In [1]:
# These are all the modules we'll be using later. Make sure you can import them
# before proceeding further.
%matplotlib inline
import math
import numpy as np
import os
import random
import tensorflow as tf
from matplotlib import pylab
from collections import Counter
import csv
import nltk

# Seq2Seq Items
import tensorflow.contrib.seq2seq as seq2seq
from tensorflow.nn.rnn_cell import BasicLSTMCell
from tensorflow.python.ops.rnn_cell import MultiRNNCell
from tensorflow.contrib.seq2seq.python.ops import attention_wrapper
from tensorflow.python.layers.core import Dense
from tensorflow.contrib.rnn import DropoutWrapper

In [2]:
vocab_size = 31411
num_units = 256
input_size = 128
batch_size = 128
source_sequence_length=40
target_sequence_length=60
encoder_type = 'bidirectional'
decoder_type = 'attention' # could be basic or attention
sentences_to_read = 292275

In [3]:
# Loading Vocabulary from vocabulary files
src_dictionary = dict()
with open('vocab.vi.txt', encoding='utf-8') as f:
    for line in f:
        src_dictionary[line[:-1]] = len(src_dictionary) # Assign an ID to each word in dictionary, ID is currently the entry and the word is the key

src_reverse_dictionary = dict(zip(src_dictionary.values(),src_dictionary.keys())) # Reverse order, now ID is the key and the word is the entry
#Somehow zipping the two list rearranges the zip to be in order.

print('Source')
print('\t',list(src_dictionary.items())[:10]) 
print('\t',list(src_reverse_dictionary.items())[:10])
print('\t','Vocabulary size: ', len(src_dictionary))

tgt_dictionary = dict()
with open('vocab.en.txt', encoding='utf-8') as f:
    for line in f:
        #we are discarding last char as it is new line char
        tgt_dictionary[line[:-1]] = len(tgt_dictionary)

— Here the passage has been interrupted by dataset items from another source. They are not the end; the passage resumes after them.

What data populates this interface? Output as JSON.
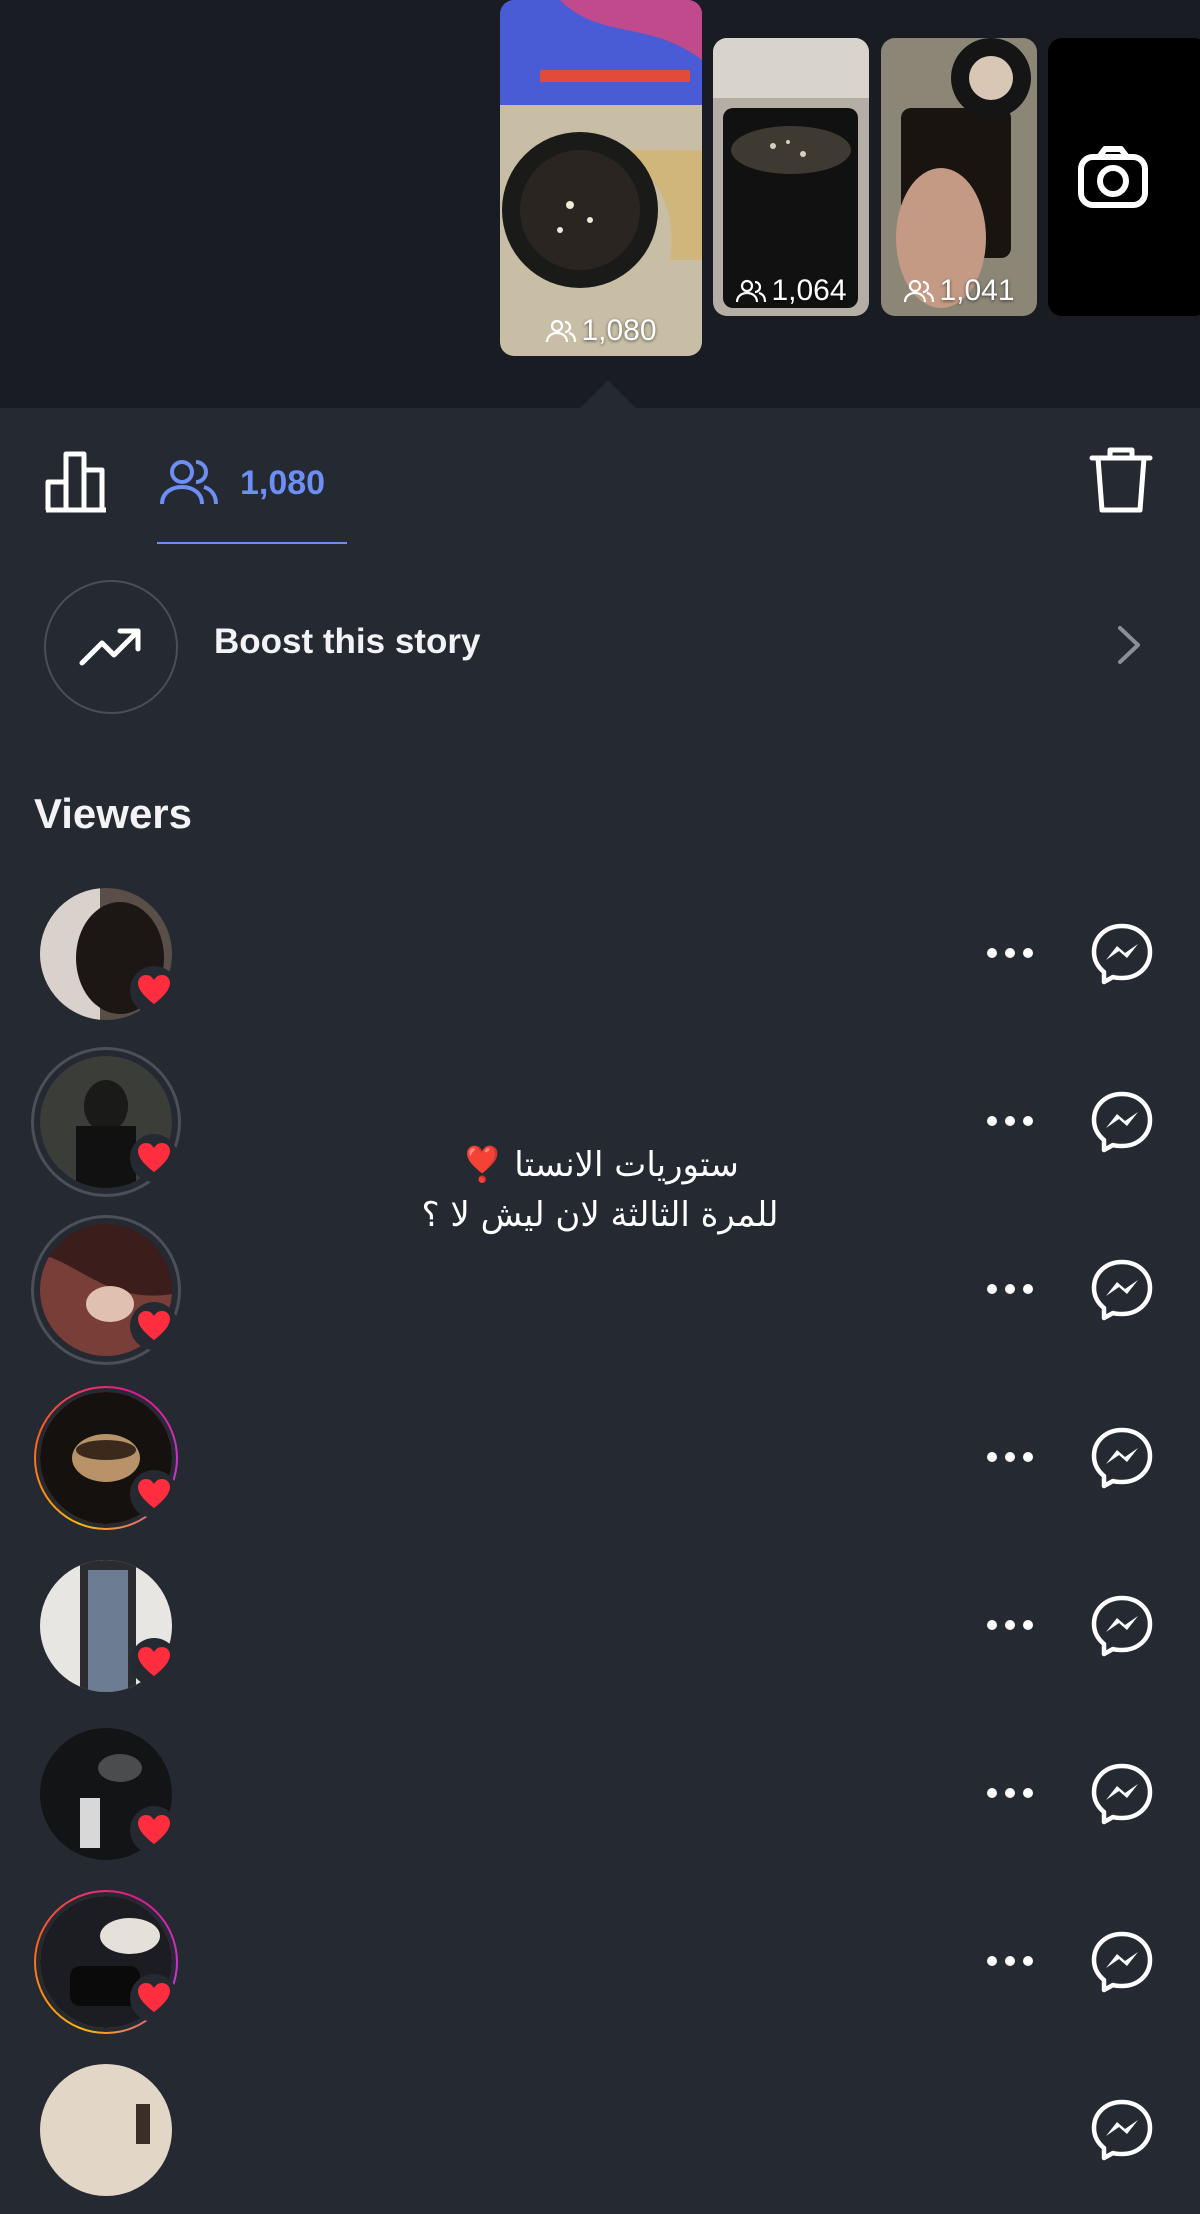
{
  "stories": [
    {
      "views": "1,080"
    },
    {
      "views": "1,064"
    },
    {
      "views": "1,041"
    }
  ],
  "toolbar": {
    "viewer_count": "1,080"
  },
  "boost": {
    "label": "Boost this story"
  },
  "viewers_section": {
    "title": "Viewers"
  },
  "overlay": {
    "line1": "ستوريات الانستا ❣️",
    "line2": "للمرة الثالثة لان ليش لا ؟"
  },
  "colors": {
    "accent": "#6d8ef2",
    "background": "#252932",
    "strip": "#191c22",
    "heart": "#ff2d3d"
  },
  "icons": [
    "viewers-icon",
    "insights-icon",
    "trash-icon",
    "trend-up-icon",
    "chevron-right-icon",
    "camera-icon",
    "heart-icon",
    "more-icon",
    "messenger-icon"
  ]
}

tgt_reverse_dictionary = dict(zip(tgt_dictionary.values(),tgt_dictionary.keys()))

print('Target')
print('\t',list(tgt_dictionary.items())[:10])
print('\t',list(tgt_reverse_dictionary.items())[:10])
print('\t','Vocabulary size: ', len(tgt_dictionary))

Source
	 [('<unk>', 0), ('<s>', 1), ('</s>', 2), (',', 3), ('.', 4), ('và', 5), ('tôi', 6), ('là', 7), ('một', 8), ('những', 9)]
	 [(0, '<unk>'), (1, '<s>'), (2, '</s>'), (3, ','), (4, '.'), (5, 'và'), (6, 'tôi'), (7, 'là'), (8, 'một'), (9, 'những')]
	 Vocabulary size:  31411
Target
	 [('<unk>', 0), ('<s>', 1), ('</s>', 2), (',', 3), ('.', 4), ('the', 5), ('and', 6), ('to', 7), ('of', 8), ('a', 9)]
	 [(0, '<unk>'), (1, '<s>'), (2, '</s>'), (3, ','), (4, '.'), (5, 'the'), (6, 'and'), (7, 'to'), (8, 'of'), (9, 'a')]
	 Vocabulary size:  31411


In [4]:
#Loading Sentences(English and Vietnamese)
source_sent = []
target_sent = []

test_source_sent = []
test_target_sent = []


with open('train.en.txt', encoding='utf-8') as f_en, open('train.vi.txt', encoding='utf-8') as f_vi:
    for l_i, (line,line_2) in enumerate(zip(f_vi,f_en)):
        if (len(line)==1 or len(line_2)==1):
            continue
        source_sent.append(line)
        target_sent.append(line_2)
        if len(target_sent)>=sentences_to_read:
            break

assert len(source_sent)==len(target_sent),'Source: %d, Target: %d'%(len(source_sent),len(target_sent))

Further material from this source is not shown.